The pandemic has made many children fat and sick
Corona pounds don’t just affect adults. Many children have also gained weight during the pandemic. This applies to every sixth young person between the ages of 3 and 17. In the 10 to 12 age group, almost every third person has gained weight. There are also other physical and mental injuries. A recent study shows how dramatic the situation has become.
Once again, it hits poorer children in particular
Children and adolescents from low-income families were twice as likely to be affected by unhealthy weight gain as their peers from high-income families (23 to 12 percent). The social gap is even wider in this respect than before the pandemic.
This is shown by a representative parent survey commissioned by the German Obesity Society (DAG). It is still unclear whether and – if so – by how much the already alarmingly high number of overweight children and young people has increased in the course of the pandemic.
More children hospitalized for obesity
The last nationwide survey on the subject dates from 2017. Even then, 15.4 percent of 3 to 17-year-olds were overweight and 5.9 percent were even obese. Nationwide current data are missing. A clear indication, however, is that according to the DAK-Gesundheit, hospital treatments for obesity in children and adolescents increased significantly in 2020.
“We have never seen weight gain on the scale seen since the pandemic began,” explains Dr. Susann Weihrauch-Blüher, spokeswoman for the Working Group on Obesity in Children and Adolescents (AGA) of the DAG.
How childhood obesity is harmful
Being overweight is unhealthy at any age, but it is particularly risky in childhood and adolescence:
- Obesity is stubborn. In most cases, fat children grow into fat adults.
- Overweight children already develop pathological changes such as diabetes, fatty liver or high blood pressure.
- The psyche also suffers from the pounds: a lack of self-confidence and shame, bullying and depression can be the result.
- The longer you live with obesity, the greater the risk of consequential health damage.
More media consumption, less movement
For the current study, the opinion research institute Forsa surveyed a total of 1,004 parents with children aged 3 to 17 in March and April 2022. In addition to the weight gain, the survey revealed many other problematic health consequences of the corona pandemic for the children:
- 44 percent of children and young people exercise less than before the pandemic, and the figure for children aged 10 to 12 is even 57 percent.
- Physical fitness has deteriorated in 33 percent of children and young people, and the figure is as high as 48 percent in children aged 10 to 12.
- For 43 percent of children and young people, the pandemic is having a “moderate” or “strong” psychological impact.
- 70 percent of children and young people have increased media use.
- 27 percent of children and young people reach for sweets more often than before.
Of particular concern, these trends appear to have intensified since the first lockdown.
After all, the survey revealed a positive effect of the pandemic: 34 percent of families now eat together more often than before.
Advertising bans and sugar tax: Experts call for immediate measures
Experts from the German Obesity Society are now calling for a “Marshall Plan” against the obesity epidemic in children and adolescents. This includes immediate measures that scientists have been calling for for a long time:
- a tax on sugary drinks,
- Advertising barriers for unhealthy foods and
- a strengthening of chronically underfunded obesity therapy
These are all measures that have already been implemented in other countries and have proven their effectiveness. Example Great Britain: Since April 2018, there has been a levy on drinks that contain at least 5 grams of sugar per 100 milliliters. It is 18 pence (21 cents) from 5 grams and 28 pence (33 cents) from 8 grams.

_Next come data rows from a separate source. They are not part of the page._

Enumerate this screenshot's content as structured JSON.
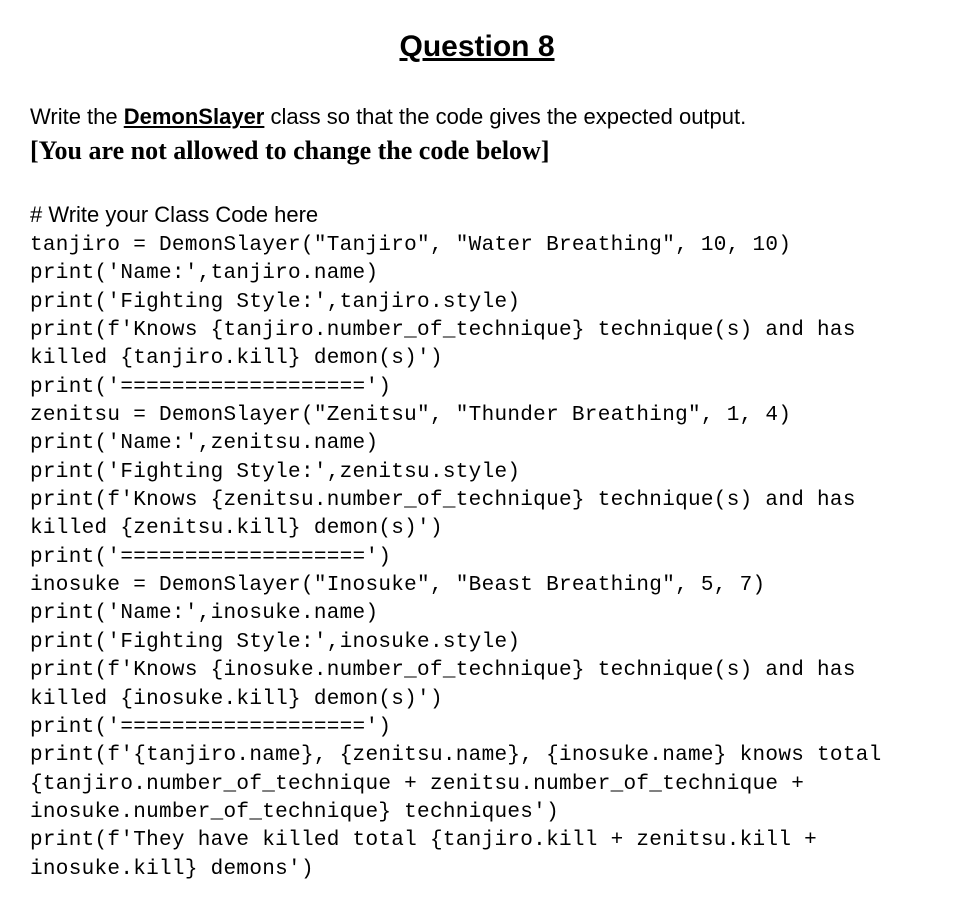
{
  "title": "Question 8",
  "instruction": {
    "prefix": "Write the ",
    "class_name": "DemonSlayer",
    "suffix": " class so that the code gives the expected output."
  },
  "restriction": "[You are not allowed to change the code below]",
  "hash_comment": "# Write your Class Code here",
  "code": "tanjiro = DemonSlayer(\"Tanjiro\", \"Water Breathing\", 10, 10)\nprint('Name:',tanjiro.name)\nprint('Fighting Style:',tanjiro.style)\nprint(f'Knows {tanjiro.number_of_technique} technique(s) and has killed {tanjiro.kill} demon(s)')\nprint('===================')\nzenitsu = DemonSlayer(\"Zenitsu\", \"Thunder Breathing\", 1, 4)\nprint('Name:',zenitsu.name)\nprint('Fighting Style:',zenitsu.style)\nprint(f'Knows {zenitsu.number_of_technique} technique(s) and has killed {zenitsu.kill} demon(s)')\nprint('===================')\ninosuke = DemonSlayer(\"Inosuke\", \"Beast Breathing\", 5, 7)\nprint('Name:',inosuke.name)\nprint('Fighting Style:',inosuke.style)\nprint(f'Knows {inosuke.number_of_technique} technique(s) and has killed {inosuke.kill} demon(s)')\nprint('===================')\nprint(f'{tanjiro.name}, {zenitsu.name}, {inosuke.name} knows total {tanjiro.number_of_technique + zenitsu.number_of_technique + inosuke.number_of_technique} techniques')\nprint(f'They have killed total {tanjiro.kill + zenitsu.kill + inosuke.kill} demons')"
}
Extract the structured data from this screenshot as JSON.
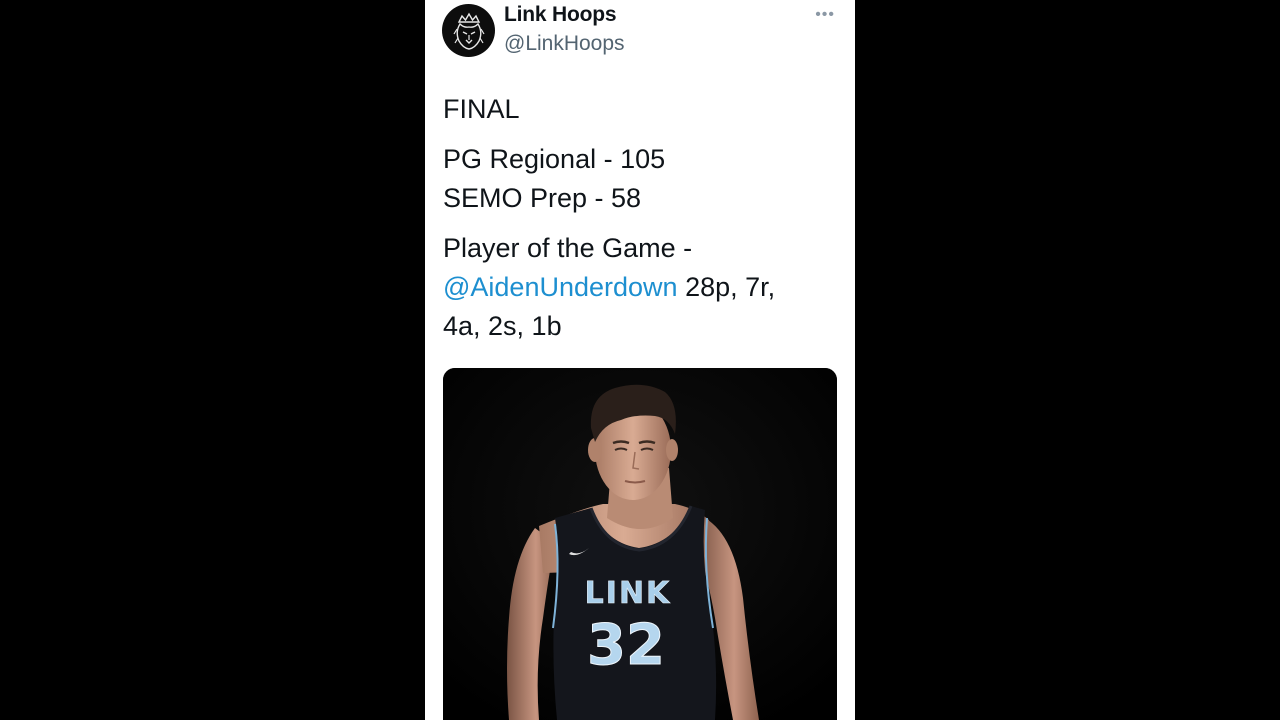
{
  "tweet": {
    "display_name": "Link Hoops",
    "handle": "@LinkHoops",
    "more_icon": "more-horizontal-icon",
    "status": "FINAL",
    "team1_line": "PG Regional - 105",
    "team2_line": "SEMO Prep - 58",
    "potg_label": "Player of the Game -",
    "mention": "@AidenUnderdown",
    "stats_inline": " 28p, 7r,",
    "stats_line2": "4a, 2s, 1b"
  },
  "media": {
    "jersey_text": "LINK",
    "jersey_number": "32"
  },
  "colors": {
    "background": "#000000",
    "card": "#ffffff",
    "mention": "#1d8fd0",
    "secondary_text": "#536471"
  }
}
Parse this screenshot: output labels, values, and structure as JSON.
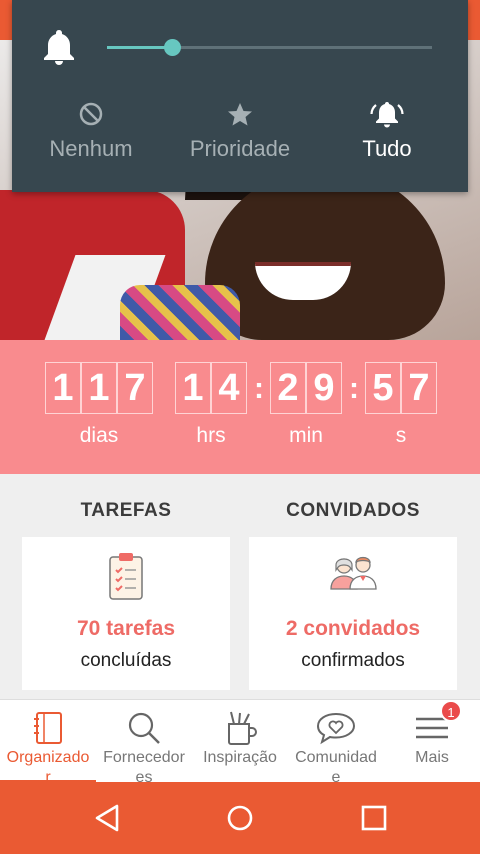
{
  "notification_panel": {
    "volume_level": 0.2,
    "modes": [
      {
        "label": "Nenhum",
        "icon": "block-icon"
      },
      {
        "label": "Prioridade",
        "icon": "star-icon"
      },
      {
        "label": "Tudo",
        "icon": "bell-ringing-icon"
      }
    ],
    "active_mode": "Tudo"
  },
  "countdown": {
    "days": [
      "1",
      "1",
      "7"
    ],
    "hours": [
      "1",
      "4"
    ],
    "minutes": [
      "2",
      "9"
    ],
    "seconds": [
      "5",
      "7"
    ],
    "labels": {
      "days": "dias",
      "hours": "hrs",
      "minutes": "min",
      "seconds": "s"
    }
  },
  "sections": {
    "tasks": {
      "title": "TAREFAS",
      "count": "70 tarefas",
      "sub": "concluídas"
    },
    "guests": {
      "title": "CONVIDADOS",
      "count": "2 convidados",
      "sub": "confirmados"
    }
  },
  "tabs": [
    {
      "label": "Organizado\nr",
      "icon": "notebook-icon"
    },
    {
      "label": "Fornecedor\nes",
      "icon": "search-icon"
    },
    {
      "label": "Inspiração",
      "icon": "cup-pencils-icon"
    },
    {
      "label": "Comunidad\ne",
      "icon": "heart-chat-icon"
    },
    {
      "label": "Mais",
      "icon": "menu-icon"
    }
  ],
  "more_badge": "1",
  "colors": {
    "accent": "#ea5a33",
    "countdown_bg": "#f98b8e",
    "panel_bg": "#37474f",
    "teal": "#67c7c0"
  }
}
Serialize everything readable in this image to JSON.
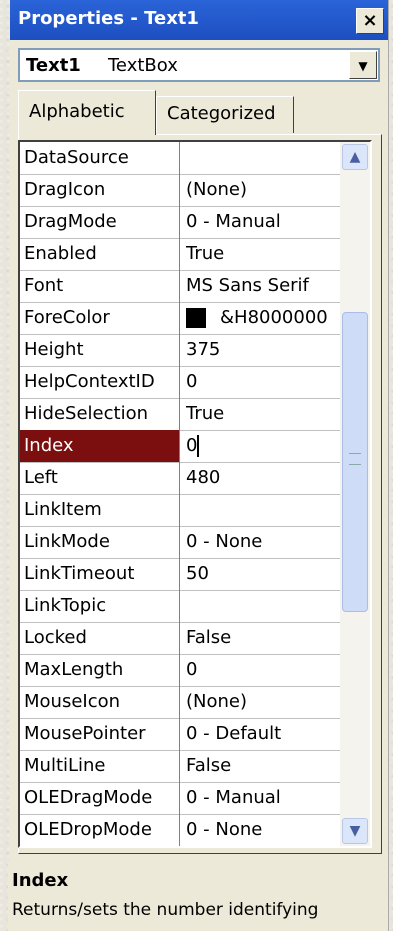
{
  "window": {
    "title": "Properties - Text1",
    "close_label": "×"
  },
  "object_selector": {
    "name": "Text1",
    "type": "TextBox"
  },
  "tabs": [
    {
      "label": "Alphabetic",
      "active": true
    },
    {
      "label": "Categorized",
      "active": false
    }
  ],
  "properties": [
    {
      "name": "DataSource",
      "value": ""
    },
    {
      "name": "DragIcon",
      "value": "(None)"
    },
    {
      "name": "DragMode",
      "value": "0 - Manual"
    },
    {
      "name": "Enabled",
      "value": "True"
    },
    {
      "name": "Font",
      "value": "MS Sans Serif"
    },
    {
      "name": "ForeColor",
      "value": "&H8000000"
    },
    {
      "name": "Height",
      "value": "375"
    },
    {
      "name": "HelpContextID",
      "value": "0"
    },
    {
      "name": "HideSelection",
      "value": "True"
    },
    {
      "name": "Index",
      "value": "0"
    },
    {
      "name": "Left",
      "value": "480"
    },
    {
      "name": "LinkItem",
      "value": ""
    },
    {
      "name": "LinkMode",
      "value": "0 - None"
    },
    {
      "name": "LinkTimeout",
      "value": "50"
    },
    {
      "name": "LinkTopic",
      "value": ""
    },
    {
      "name": "Locked",
      "value": "False"
    },
    {
      "name": "MaxLength",
      "value": "0"
    },
    {
      "name": "MouseIcon",
      "value": "(None)"
    },
    {
      "name": "MousePointer",
      "value": "0 - Default"
    },
    {
      "name": "MultiLine",
      "value": "False"
    },
    {
      "name": "OLEDragMode",
      "value": "0 - Manual"
    },
    {
      "name": "OLEDropMode",
      "value": "0 - None"
    }
  ],
  "selected_property": "Index",
  "colors": {
    "forecolor_swatch": "#000000",
    "selected_row": "#7b0f0f"
  },
  "description": {
    "title": "Index",
    "text": "Returns/sets the number identifying"
  }
}
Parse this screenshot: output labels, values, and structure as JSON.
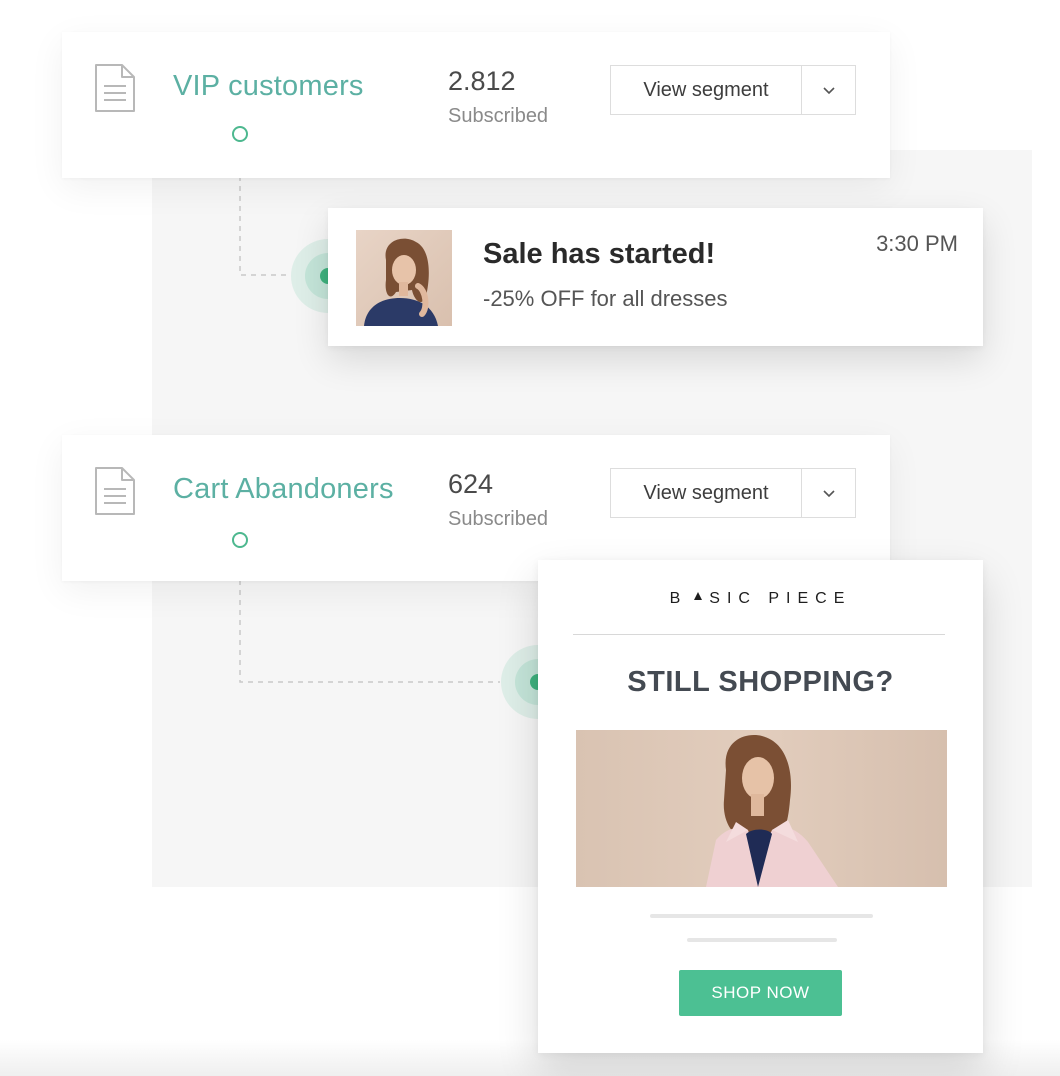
{
  "colors": {
    "accent_teal": "#5cb0a3",
    "accent_green": "#3fb37f",
    "button_green": "#4cc093",
    "headline_gray": "#444a52"
  },
  "segments": [
    {
      "name": "VIP customers",
      "count": "2.812",
      "subscribed_label": "Subscribed",
      "action_label": "View segment",
      "icon": "document-icon",
      "dropdown_icon": "chevron-down-icon"
    },
    {
      "name": "Cart Abandoners",
      "count": "624",
      "subscribed_label": "Subscribed",
      "action_label": "View segment",
      "icon": "document-icon",
      "dropdown_icon": "chevron-down-icon"
    }
  ],
  "notification": {
    "title": "Sale has started!",
    "body": "-25% OFF for all dresses",
    "time": "3:30 PM"
  },
  "email": {
    "brand_prefix": "B",
    "brand_suffix": "SIC PIECE",
    "headline": "STILL SHOPPING?",
    "cta_label": "SHOP NOW"
  }
}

UK: 30 percent less sugar a day
According to a study by the University of Oxford, the average sugar content of soft drinks has fallen – from 4.4 grams (2015) to 2.9 grams per 100 millilitres (2018). Extrapolated to the average consumption of sugar sodas, this would correspond to a reduction of 30 percent per capita and day.
Sales of soft drinks, which are subject to the sugar tax, fell by 50 percent over the study period, while sales of sugar-free and low-sugar beverages increased by 40 percent. These changes accelerated between 2017 and 2018 – probably triggered by the introduction of the sugar tax, according to the study authors.
UAE: progress is being made, but still work to do
The UAE government introduced a 50% excise duty on Sugar Sweetened Beverages (SSBs) from 1st January 2020 and this had the positive dual effect on consumption, not only of making such beverages less affordable but also signalling these products can be a health risk. Unhealthy food, particularly the abundance of convenient and cheap restaurants and home deliveries however is not restricted and combined with increased in activity due to being stuck at home has also taken its toll on the youth of the UAE.